Chinese LNG imports reached another record high in January, growing by 1.59 Mt (51%) y/y to 5.18 Mt on peak winter demand as temperatures dropped and the country was hit by snowstorms. Moreover, cold weather in Central Asia meant producers there limited gas flows to China, so with a modest y/y increase in pipeline imports (+0.20 Mt y/y, +8.2%), demand for LNG was supported.
Imports from Australia—China’s biggest LNG supplier—surged by 0.69 Mt (37%) y/y to 1.81 Mt, partly because Australian LNG was the second-most competitively priced, at 7.52 $/mmbtu, but mostly thanks to long-term bilateral contracts under which China takes 20 Mtpa of Australian gas. That said, those supplies fell m/m by 0.26 Mt, while cheaper Malaysian imports, at 7.29 $/mmbtu, rose m/m by a strong 0.18 Mt to 0.50 Mt, though they were 2.5% lower y/y. Qatar remained China’s second-largest source of LNG supplies, providing 1.19 Mt in January, higher y/y by 0.12 Mt even with its LNG at 9.16 $/mmbtu, well above the average LNG cost of 8.35 $/mmbtu. Surprisingly, the US emerged as China’s third-largest supplier in January, pushing 0.52 Mt of LNG, an almost 300% y/y surge (+0.39 Mt y/y) despite a hefty price tag of 9.37 $/mmbtu. Flows from the US are likely to remain strong given Cheniere’s early February announcement that it had agreed a long-term contract with PetroChina for 1.2 Mtpa of LNG, starting in 2018, with the purchase price indexed to the Henry Hub price plus a fixed component. The surge in Chinese gas demand also attracted one-off and pricey cargoes from Angola (0.13 Mt at 9.93 $/mmbtu) and reloaded cargoes from the European hubs - the UK (0.06 Mt at 9.03 $/mmbtu) and the Netherlands (15.44 $/mmbtu).
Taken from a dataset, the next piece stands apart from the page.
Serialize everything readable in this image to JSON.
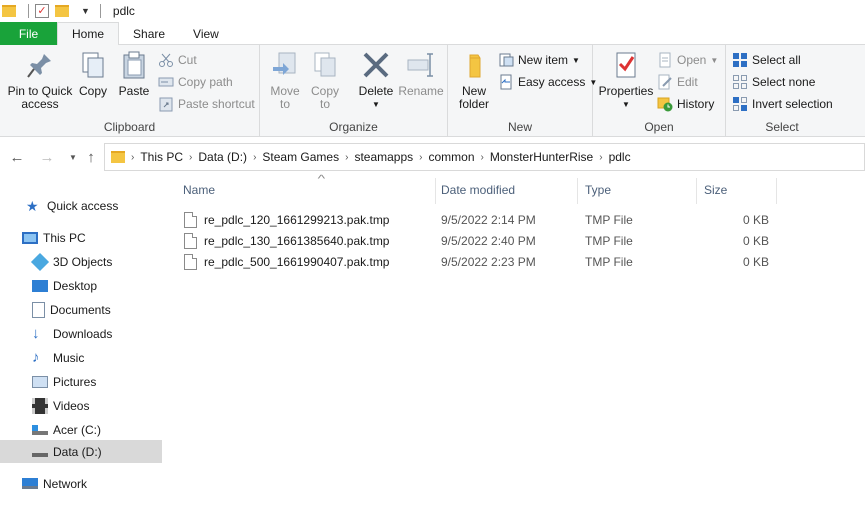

Pipeline imports totalled 2.59 Mt, led by Turkmenistan at 1.81 Mt, though Turkmen volumes inched down m/m and fell y/y by a considerable 0.30 Mt (14%), reportedly due to higher Turkmen gas demand. Flows from Kazakhstan continued to ramp up, however, coming in 0.23 Mt (819%) higher y/y. At January’s flow rates, China would be taking around 3 bcm from Kazakhstan over 2018, from a contracted 5 bcm. Border prices for Central Asia gas flowing through China’s West-East Pipeline (WEP) remain lower than spot LNG, with Turkmen gas at 5.84 $/mmbtu and Kazakh and Uzbek supplies at 4.57 $/mmbtu and 4.98 $/mmbtu respectively, even assuming high domestic transportation costs. Despite this, relatively expensive gas from Myanmar (9.13 $/mmbtu) emerged for the first time as China’s second-largest pipeline supplier, flowing 0.32 Mt (+0.07 Mt).
We expect Chinese gas demand growth to remain strong in 2018. The central government plans to phase out coal-fired residential heating systems and small coal-fired industrial boilers in 4 million household and industrial plants this year, slightly up on the 3.94 million users converted in 2017. Another year of stimulating underlying demand risks a repeat of acute winter shortages, and producers and importers will need to focus on delivering infrastructure investments and filling storage tanks in a timely manner to accommodate another year of strong demand growth. We forecast that LNG imports will be higher y/y by 3.3 Mt in Q1 18, before adding another 1.8 Mt in Q2 18. Over all of 2018, we expect Chinese LNG imports to grow by 10 Mt y/y and then a further 8.6 Mtpa in 2019.